Por Sebastián Cerda, economista Diciembre 23, 2014

De manera paradojal, muchos de los grandes combates en políticas públicas ocurren en pequeños campos de batalla, y eso es exactamente lo que hoy sucede en la disputa entre pro mercado y pro regulación. Dicho conflicto, pilar fundamental en la orientación del debate público, no se estaría desarrollando a nivel de las grandes industrias, ni la banca o el mercado de valores, sino que en un minúsculo sector de la economía global: el mercado de los taxis.

Una característica habitual del mercado de transporte privado de pasajeros en las grandes ciudades del mundo, incluido Santiago, es su extrema regulación.

Normalmente, los gobiernos locales restringen el número de taxis autorizados, a través de permisos otorgados a dueños de vehículos y conductores que prestan el servicio a gran parte de la población, lo que tradicionalmente genera ciertas rentas monopólicas para los dueños de estos permisos. El alto costo de tales rentas recae sobre una gran masa dispersa de consumidores de taxis y, lamentablemente, los menores beneficios van a un grupo reducido de dueños de estos vehículos, creando así una importante pérdida social que, en general, no genera gran conflicto porque los perjudicados no ven gran incentivo a asociarse y protestar. No obstante, estos beneficios de unos pocos, asociados a una injusta regulación, parecen estar hoy bajo amenaza, pero no por grupos de interés o coaliciones políticas en búsqueda de una mayor justicia social, sino que por una simple aplicación de telefonía móvil.

Uber es una plataforma virtual que busca conectar a una amplia red de conductores profesionales, pero sin permisos, con consumidores que valoran una mayor oferta de transporte urbano a precios más abordables. Otras funciones asociadas como UberX, en los EE.UU., o UberPOP en Europa, permiten a cualquier dueño privado de vehículo ofrecer el servicio informal de taxi y, en la práctica, derribar las barreras a la competencia de una oferta artificialmente restringida por la autoridad. Por supuesto, como era de esperar, el servicio de Uber se encuentra hoy bajo fuerte ataque de los taxistas autorizados, que buscan mantener el monopolio legal de sus servicios.

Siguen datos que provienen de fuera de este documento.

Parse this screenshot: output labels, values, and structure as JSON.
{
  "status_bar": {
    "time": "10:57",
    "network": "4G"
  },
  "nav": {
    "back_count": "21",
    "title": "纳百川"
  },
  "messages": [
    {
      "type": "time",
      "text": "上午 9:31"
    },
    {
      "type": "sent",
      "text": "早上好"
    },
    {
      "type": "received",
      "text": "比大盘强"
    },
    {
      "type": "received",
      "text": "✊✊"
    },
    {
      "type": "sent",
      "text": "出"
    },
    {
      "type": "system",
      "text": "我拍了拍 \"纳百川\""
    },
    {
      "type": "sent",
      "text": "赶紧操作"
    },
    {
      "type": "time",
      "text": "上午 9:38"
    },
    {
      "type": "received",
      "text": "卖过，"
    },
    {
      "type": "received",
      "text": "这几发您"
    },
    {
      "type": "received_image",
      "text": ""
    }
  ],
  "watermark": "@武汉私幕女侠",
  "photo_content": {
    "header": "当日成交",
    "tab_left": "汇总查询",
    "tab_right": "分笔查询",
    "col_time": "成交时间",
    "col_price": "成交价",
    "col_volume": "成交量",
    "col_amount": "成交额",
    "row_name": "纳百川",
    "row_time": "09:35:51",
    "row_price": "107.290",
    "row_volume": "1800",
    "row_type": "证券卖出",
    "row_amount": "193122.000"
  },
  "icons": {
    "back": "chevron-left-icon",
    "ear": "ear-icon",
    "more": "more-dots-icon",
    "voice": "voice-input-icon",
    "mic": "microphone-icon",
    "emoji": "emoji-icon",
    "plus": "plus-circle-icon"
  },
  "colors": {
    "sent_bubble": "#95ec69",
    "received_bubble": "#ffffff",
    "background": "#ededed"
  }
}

La guerra global por Uber ha sido despiadada, con casos de prohibición nacional a su funcionamiento (Alemania y Francia, entre otros) y encarnizadas luchas para revertir dichas restricciones en las altas cortes de justicia. Lamentablemente, para los que creemos en el poder del mercado como pilar fundamental del desarrollo de las naciones y la excesiva regulación un freno a dicho desarrollo, el futuro de Uber parece hoy particularmente sombrío. El rapto y violación de una pasajera de Uber en Delhi ha creado una oportunidad única para aquellos que buscan acabar con este servicio. A pesar de la nula evidencia de que un servicio como Uber vaya a generar mayor criminalidad en relación a un sistema de oferta de taxis completamente regulado, el estado actual del debate en Europa ha logrado injustamente asociar a Uber con criminales, al menos bajo el prisma de una mayoría de la opinión pública.

Mi impresión es que la salvación de Uber no depende de los robustos argumentos económicos que subyacen a su mera existencia como fuente de innovación y productividad para consumidores ávidos de un mejor sistema de transporte. Por el contrario, si Uber sobrevive al feroz ataque en su contra, esto será por una casualidad del destino en la que los políticos y gobernantes del mundo se sientan parte de la masa de consumidores favorecidos por sus servicios. Afortunadamente, Uber es hoy el sistema de transporte favorito en Washington de congresistas y miembros de sus staff y, por lo tanto, difícilmente el Congreso de los EE.UU. cooperará en restringir y regular artificialmente un servicio que favorece a sus miembros. Es una nueva paradoja pública.